On Wednesday July 24 at midnight Ricardo Rosselló announced that he will resign from his position as governor of Puerto Rico by August 2. His announcement comes after over a week of intense protests across Puerto Rico and the diaspora demanding that he step down.
The demands for his resignation began after the leak of 900 pages of a group chat between Rosselló and his close political advisors wherein they used misogynist, homophobic and insensitive language to discuss other politicians, journalists, activists and even poked fun at the victims of the devastating Hurricane Maria. Furthermore, on July 10, two members of Rosselló’s administration were arrested on corruption charges involving the misdirection of $15 million in education and health funding while they were in office.
Rosselló’s announcement is being hailed as a victory for the brave people of Puerto Rico who have been on the streets outside Fortaleza, the governor’s mansion every night since the “chat-scandal” broke. They faced heavy police repression, violence and arrests but still remained steadfast in their demand. The protests were also representative of the diverse culture of Puerto Rico, many involved drumming, singing, dancing and other cultural expressions and attracted people of all ages and backgrounds.
— La Junta de Control (@juntadecontrol) July 25, 2019
People celebrating outside Fortaleza after Rosselló’s announcement.
The mobilizations with hundreds of thousands on the streets even drew the participation of major Puerto Rican artists such as René Pérez of Calle 13, Ricky Martin, Bad Bunny, and others.
However, as Puerto Rican people’s movements and organizations have warned throughout, the resignation of Rosselló is just a first step. In order for the Puerto Rican people to live freely, with access to healthcare and education, without the siphoning of their tax dollars into the pockets of corrupt politicians, greater structural changes are necessary.

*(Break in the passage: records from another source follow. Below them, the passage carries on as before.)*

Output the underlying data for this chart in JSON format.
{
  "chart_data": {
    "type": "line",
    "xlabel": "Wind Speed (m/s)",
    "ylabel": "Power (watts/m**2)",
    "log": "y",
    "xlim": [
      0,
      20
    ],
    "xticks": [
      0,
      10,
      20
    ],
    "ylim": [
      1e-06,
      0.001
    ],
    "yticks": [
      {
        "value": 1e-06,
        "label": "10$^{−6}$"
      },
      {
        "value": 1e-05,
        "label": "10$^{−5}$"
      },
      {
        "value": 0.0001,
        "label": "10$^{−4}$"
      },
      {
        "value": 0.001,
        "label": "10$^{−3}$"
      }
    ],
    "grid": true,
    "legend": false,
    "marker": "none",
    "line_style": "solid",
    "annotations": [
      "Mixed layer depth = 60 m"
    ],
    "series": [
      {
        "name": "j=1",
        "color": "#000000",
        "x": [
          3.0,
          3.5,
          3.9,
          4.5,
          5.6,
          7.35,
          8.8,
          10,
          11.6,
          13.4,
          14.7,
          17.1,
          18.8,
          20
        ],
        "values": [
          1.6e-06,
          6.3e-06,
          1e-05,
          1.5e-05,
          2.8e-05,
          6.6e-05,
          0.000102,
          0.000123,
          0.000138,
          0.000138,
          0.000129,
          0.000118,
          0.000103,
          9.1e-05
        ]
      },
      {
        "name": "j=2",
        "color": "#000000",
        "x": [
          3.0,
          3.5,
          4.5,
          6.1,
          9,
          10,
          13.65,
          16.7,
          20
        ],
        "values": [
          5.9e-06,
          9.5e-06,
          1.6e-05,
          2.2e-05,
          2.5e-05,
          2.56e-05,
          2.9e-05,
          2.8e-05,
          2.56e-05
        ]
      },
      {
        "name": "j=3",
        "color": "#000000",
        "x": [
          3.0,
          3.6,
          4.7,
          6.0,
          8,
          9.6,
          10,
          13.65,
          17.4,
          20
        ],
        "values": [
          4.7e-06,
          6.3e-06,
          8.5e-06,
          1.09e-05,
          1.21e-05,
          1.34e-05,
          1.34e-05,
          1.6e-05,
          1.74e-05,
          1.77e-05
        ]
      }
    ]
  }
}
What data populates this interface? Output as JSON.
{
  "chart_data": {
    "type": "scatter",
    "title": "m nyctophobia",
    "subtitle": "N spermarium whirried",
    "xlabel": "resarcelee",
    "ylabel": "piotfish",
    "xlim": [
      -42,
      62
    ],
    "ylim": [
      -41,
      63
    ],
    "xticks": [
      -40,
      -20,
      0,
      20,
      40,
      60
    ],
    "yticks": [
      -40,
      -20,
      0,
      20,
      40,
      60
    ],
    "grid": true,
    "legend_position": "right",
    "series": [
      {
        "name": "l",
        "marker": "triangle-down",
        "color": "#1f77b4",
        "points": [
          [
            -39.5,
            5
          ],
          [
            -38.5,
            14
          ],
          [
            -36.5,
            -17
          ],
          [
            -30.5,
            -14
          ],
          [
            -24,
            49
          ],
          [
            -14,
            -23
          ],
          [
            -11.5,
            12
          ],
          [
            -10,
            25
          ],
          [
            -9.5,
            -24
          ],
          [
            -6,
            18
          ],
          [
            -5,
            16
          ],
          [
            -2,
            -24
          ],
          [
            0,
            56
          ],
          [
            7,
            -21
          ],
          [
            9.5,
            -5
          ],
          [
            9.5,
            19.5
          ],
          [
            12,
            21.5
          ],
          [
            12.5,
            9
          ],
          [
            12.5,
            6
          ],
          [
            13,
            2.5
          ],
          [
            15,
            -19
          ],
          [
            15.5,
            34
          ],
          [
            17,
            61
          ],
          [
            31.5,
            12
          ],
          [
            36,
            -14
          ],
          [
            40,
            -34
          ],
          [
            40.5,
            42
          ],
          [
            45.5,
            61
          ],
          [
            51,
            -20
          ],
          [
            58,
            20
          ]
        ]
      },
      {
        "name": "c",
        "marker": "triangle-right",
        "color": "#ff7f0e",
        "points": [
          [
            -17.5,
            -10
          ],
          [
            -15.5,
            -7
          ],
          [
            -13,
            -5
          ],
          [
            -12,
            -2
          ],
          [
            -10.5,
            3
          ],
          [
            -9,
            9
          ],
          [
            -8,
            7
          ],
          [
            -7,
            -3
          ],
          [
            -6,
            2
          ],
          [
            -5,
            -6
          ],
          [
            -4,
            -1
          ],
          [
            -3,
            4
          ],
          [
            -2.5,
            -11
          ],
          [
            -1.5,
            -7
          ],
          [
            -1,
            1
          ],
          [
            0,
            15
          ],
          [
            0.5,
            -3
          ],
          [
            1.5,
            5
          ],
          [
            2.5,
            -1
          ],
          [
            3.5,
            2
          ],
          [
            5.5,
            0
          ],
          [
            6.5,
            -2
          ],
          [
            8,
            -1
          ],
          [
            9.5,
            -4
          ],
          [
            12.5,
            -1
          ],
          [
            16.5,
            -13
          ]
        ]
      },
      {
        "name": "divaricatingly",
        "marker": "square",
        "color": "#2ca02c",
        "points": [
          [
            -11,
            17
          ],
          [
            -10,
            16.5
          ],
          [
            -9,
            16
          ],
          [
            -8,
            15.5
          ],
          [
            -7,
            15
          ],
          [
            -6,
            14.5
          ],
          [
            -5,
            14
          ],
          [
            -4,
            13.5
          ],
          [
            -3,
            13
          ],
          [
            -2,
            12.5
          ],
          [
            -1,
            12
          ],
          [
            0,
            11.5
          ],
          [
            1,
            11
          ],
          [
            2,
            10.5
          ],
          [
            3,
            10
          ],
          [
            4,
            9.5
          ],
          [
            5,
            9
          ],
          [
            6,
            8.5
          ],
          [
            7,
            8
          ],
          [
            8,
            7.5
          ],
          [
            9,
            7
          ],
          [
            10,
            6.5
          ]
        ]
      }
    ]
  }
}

The Puerto Rican social movement Jornada: Se Acabaron Las Promesas wrote on their Facebook before Wednesday’s announcement: “[The resignation of Rosselló] is not enough. Ricky can go, but what are we left with, another round of the Popular [party]? With the colonial dictatorship of the Fiscal Control Board that seeks to destroy our health, education and lives to pay a debt that we did not create? It is time to imagine new forms of governing and living in this island.”
This latest round of mobilizations has given new energy and life into Puerto Rico’s demands for independence and autonomy from US rule. The situation over the past couple of years with the imposition of the Fiscal Control Board and the devastating Hurricane Maria, have put the people of Puerto Rico in an even more vulnerable situation, and the people have had enough.